Events began on May 12, national CFIDS Awareness Day, when about seventy-five people with CFIDS rallied on the lawn of the Capitol building to publicize CFIDS and announce their week-long presence in Washington. According to Frank Wrenn, Director of Communications and Development for the CFIDS Association of America, “This rally was organized by Mary Schweitzer of WECAN, which is an e-mail, internet support group for people with CFIDS. The event made an impact because people with CFIDS spoke about how the disease damages lives. Their speeches, combined with graphic banners and representations of what they’d lost due to the illness, provided eloquent testimony of how committed the CFIDS community is to triumphing over the illness- and finding a cure.’ Speakers such as Mary Schweitzer commented on various articles displayed at the site: for instance, a former nurse brought her cap to show how she’d been a high-achieving medical professional before CFIDS altered the course of her life. CFIDS Association of America staff member Viki Carpman also addressed the rally about the advances the CFIDS community has made, and must continue to make, to find a cure to the disease.
“This year, we had seventy patient advocates working in Washington,” says Wrenn. “This unprecedented turnout enabled us to reach hundreds of legislators and their key staff members with our message.’ On May 14th, the CFIDS association trained the patient advocates in how to present their two main “talking points” to the legislators and their aides. (These two “talking points” were the necessity of continuing government funding to the Centers For Disease Control (CDC) and the National Institute of Health (NIH) for CFIDS research.) Lobbying took place on May 15 throughout the day; the lobbyists also underlined the importance of strengthening CFIDS-related provisions in the NIH Revitalization Act of 1993.
“It was a pleasant surprise to learn that so many congressional and senate staffers understand what CFIDS is and what the issues are,” says Wrenn. “As recently as two years ago, we’d have to spend a great deal of time explaining the facts of CFIDS to government people. They’re far more receptive now and much better informed. So it appears we’re making substantial progress.” Wrenn even met with a congressional staffer who told him that he had been able to self-diagnose for CFIDS as a result of having been lobbied by the CFTDS Association over the years. ‘He found treatment promptly and he’s coping well under the circumstances,’ Wrenn says.

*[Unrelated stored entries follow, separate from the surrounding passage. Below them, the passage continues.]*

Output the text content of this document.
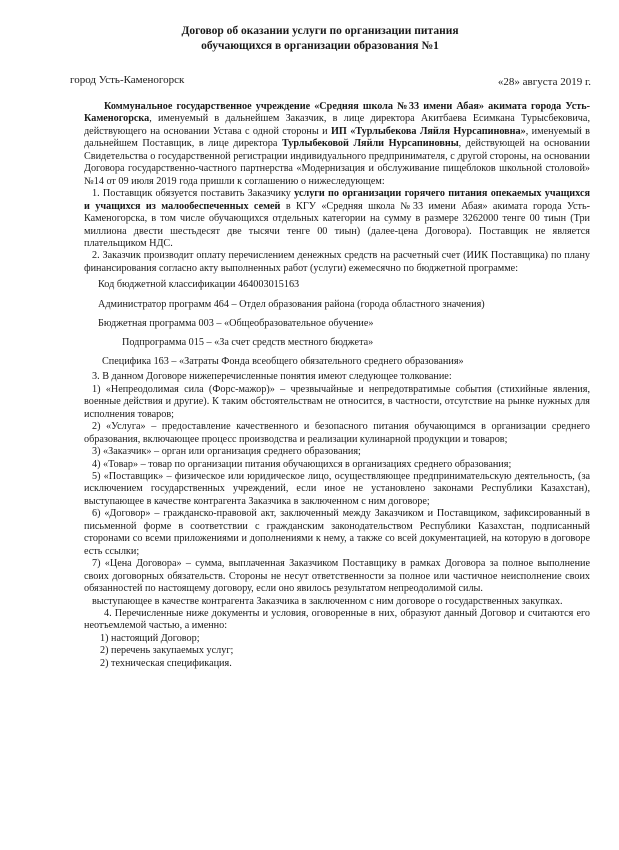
Договор об оказании услуги по организации питания
обучающихся в организации образования №1
город Усть-Каменогорск	«28» августа 2019 г.

Коммунальное государственное учреждение «Средняя школа №33 имени Абая» акимата города Усть-Каменогорска, именуемый в дальнейшем Заказчик, в лице директора Акитбаева Есимкана Турысбековича, действующего на основании Устава с одной стороны и ИП «Турлыбекова Ляйля Нурсапиновна», именуемый в дальнейшем Поставщик, в лице директора Турлыбековой Ляйли Нурсапиновны, действующей на основании Свидетельства о государственной регистрации индивидуального предпринимателя, с другой стороны, на основании Договора государственно-частного партнерства «Модернизация и обслуживание пищеблоков школьной столовой» №14 от 09 июля 2019 года пришли к соглашению о нижеследующем:

1. Поставщик обязуется поставить Заказчику услуги по организации горячего питания опекаемых учащихся и учащихся из малообеспеченных семей в КГУ «Средняя школа №33 имени Абая» акимата города Усть-Каменогорска, в том числе обучающихся отдельных категории на сумму в размере 3262000 тенге 00 тиын (Три миллиона двести шестьдесят две тысячи тенге 00 тиын) (далее-цена Договора). Поставщик не является плательщиком НДС.

2. Заказчик производит оплату перечислением денежных средств на расчетный счет (ИИК Поставщика) по плану финансирования согласно акту выполненных работ (услуги) ежемесячно по бюджетной программе:

Код бюджетной классификации 464003015163
Администратор программ 464 – Отдел образования района (города областного значения)
Бюджетная программа 003 – «Общеобразовательное обучение»
Подпрограмма 015 – «За счет средств местного бюджета»
Специфика 163 – «Затраты Фонда всеобщего обязательного среднего образования»

3. В данном Договоре нижеперечисленные понятия имеют следующее толкование:

1) «Непреодолимая сила (Форс-мажор)» – чрезвычайные и непредотвратимые события (стихийные явления, военные действия и другие). К таким обстоятельствам не относится, в частности, отсутствие на рынке нужных для исполнения товаров;

2) «Услуга» – предоставление качественного и безопасного питания обучающимся в организации среднего образования, включающее процесс производства и реализации кулинарной продукции и товаров;

3) «Заказчик» – орган или организация среднего образования;

4) «Товар» – товар по организации питания обучающихся в организациях среднего образования;

5) «Поставщик» – физическое или юридическое лицо, осуществляющее предпринимательскую деятельность, (за исключением государственных учреждений, если иное не установлено законами Республики Казахстан), выступающее в качестве контрагента Заказчика в заключенном с ним договоре;

6) «Договор» – гражданско-правовой акт, заключенный между Заказчиком и Поставщиком, зафиксированный в письменной форме в соответствии с гражданским законодательством Республики Казахстан, подписанный сторонами со всеми приложениями и дополнениями к нему, а также со всей документацией, на которую в договоре есть ссылки;

7) «Цена Договора» – сумма, выплаченная Заказчиком Поставщику в рамках Договора за полное выполнение своих договорных обязательств. Стороны не несут ответственности за полное или частичное неисполнение своих обязанностей по настоящему договору, если оно явилось результатом непреодолимой силы.

выступающее в качестве контрагента Заказчика в заключенном с ним договоре о государственных закупках.

4. Перечисленные ниже документы и условия, оговоренные в них, образуют данный Договор и считаются его неотъемлемой частью, а именно:

1) настоящий Договор;
2) перечень закупаемых услуг;
2) техническая спецификация.
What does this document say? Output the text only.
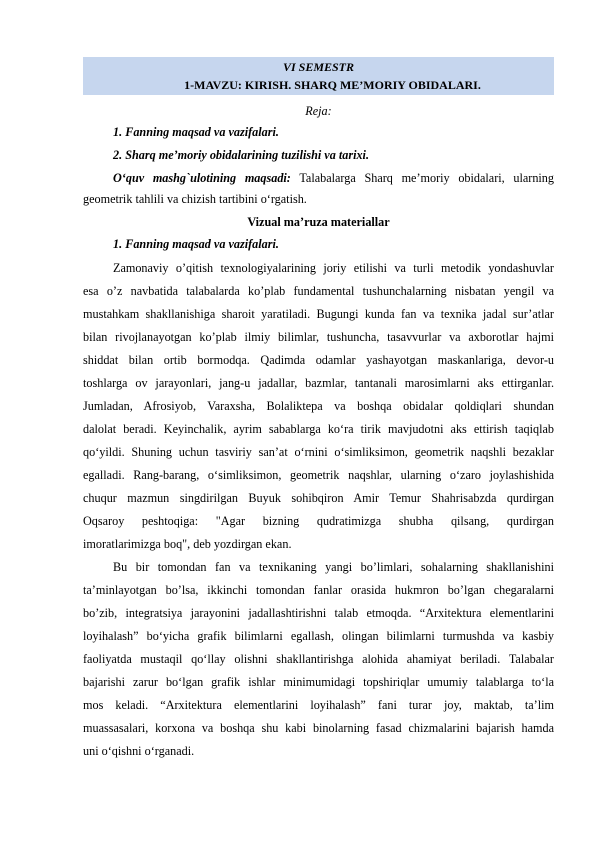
VI SEMESTR
1-MAVZU: KIRISH. SHARQ ME’MORIY OBIDALARI.
Reja:
1. Fanning maqsad va vazifalari.
2. Sharq me’moriy obidalarining tuzilishi va tarixi.
O‘quv mashg`ulotining maqsadi: Talabalarga Sharq me’moriy obidalari, ularning
geometrik tahlili va chizish tartibini o‘rgatish.
Vizual ma’ruza materiallar
1. Fanning maqsad va vazifalari.
Zamonaviy o’qitish texnologiyalarining joriy etilishi va turli metodik yondashuvlar
esa o’z navbatida talabalarda ko’plab fundamental tushunchalarning nisbatan yengil va
mustahkam shakllanishiga sharoit yaratiladi. Bugungi kunda fan va texnika jadal sur’atlar
bilan rivojlanayotgan ko’plab ilmiy bilimlar, tushuncha, tasavvurlar va axborotlar hajmi
shiddat bilan ortib bormodqa. Qadimda odamlar yashayotgan maskanlariga, devor-u
toshlarga ov jarayonlari, jang-u jadallar, bazmlar, tantanali marosimlarni aks ettirganlar.
Jumladan, Afrosiyob, Varaxsha, Bolaliktepa va boshqa obidalar qoldiqlari shundan
dalolat beradi. Keyinchalik, ayrim sabablarga ko‘ra tirik mavjudotni aks ettirish taqiqlab
qo‘yildi. Shuning uchun tasviriy san’at o‘rnini o‘simliksimon, geometrik naqshli bezaklar
egalladi. Rang-barang, o‘simliksimon, geometrik naqshlar, ularning o‘zaro joylashishida
chuqur mazmun singdirilgan Buyuk sohibqiron Amir Temur Shahrisabzda qurdirgan
Oqsaroy peshtoqiga: "Agar bizning qudratimizga shubha qilsang, qurdirgan
imoratlarimizga boq", deb yozdirgan ekan.
Bu bir tomondan fan va texnikaning yangi bo’limlari, sohalarning shakllanishini
ta’minlayotgan bo’lsa, ikkinchi tomondan fanlar orasida hukmron bo’lgan chegaralarni
bo’zib, integratsiya jarayonini jadallashtirishni talab etmoqda. “Arxitektura elementlarini
loyihalash” bo‘yicha grafik bilimlarni egallash, olingan bilimlarni turmushda va kasbiy
faoliyatda mustaqil qo‘llay olishni shakllantirishga alohida ahamiyat beriladi. Talabalar
bajarishi zarur bo‘lgan grafik ishlar minimumidagi topshiriqlar umumiy talablarga to‘la
mos keladi. “Arxitektura elementlarini loyihalash” fani turar joy, maktab, ta’lim
muassasalari, korxona va boshqa shu kabi binolarning fasad chizmalarini bajarish hamda
uni o‘qishni o‘rganadi.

On Friday, May 16th, the CFIDS Association sponsored senate and congressional briefings, each of which lasted one hour These sessions were moderated by CFIDS Association Executive Director Kim Kenney and shared the same theme: the need to help persons with CFIDS from under-served populations. Government medical officials such as Dr. John LaMontaigne sat on the panel; he is the Director of the Division of Microbiology and Infectious Diseases at the National Institute of Allergy and Infectious Diseases. Dr. LaMontaigne was joined by leading CFIDS researchers such as Dr. Robert Suhadolnik of Temple University and Dr. Karen Jordan. Iris Ramer, an Hispanic American CFIDS patient, and Karen Lang, a CFIDS patient and mother of a child with CFIDS, also presented vital testimony and answered questions from legislative staff members. “These sessions were very well-attended,” Wrenn reports, “especially the senate briefing, indicating that legislators take CFIDS seriously”
Following the briefings, the CFIDS Association held an honorary luncheon for two highly-placed advocates for the CFIDS community: Philip R. Lee, M.D., who recently retired from his post as U.S. assistant secretary of health, and John Porter, an Illinois congressman who is chair of the subcommittee which deals with NIH and CDC funding. “The luncheon was made possible by an anonymous donation,” says Wrenn. “About sixty people attended and there was a big turnout of people with CFIDS and legislative staff members. This allowed for more informal lobbying and brought the week’s events to a gracious close.”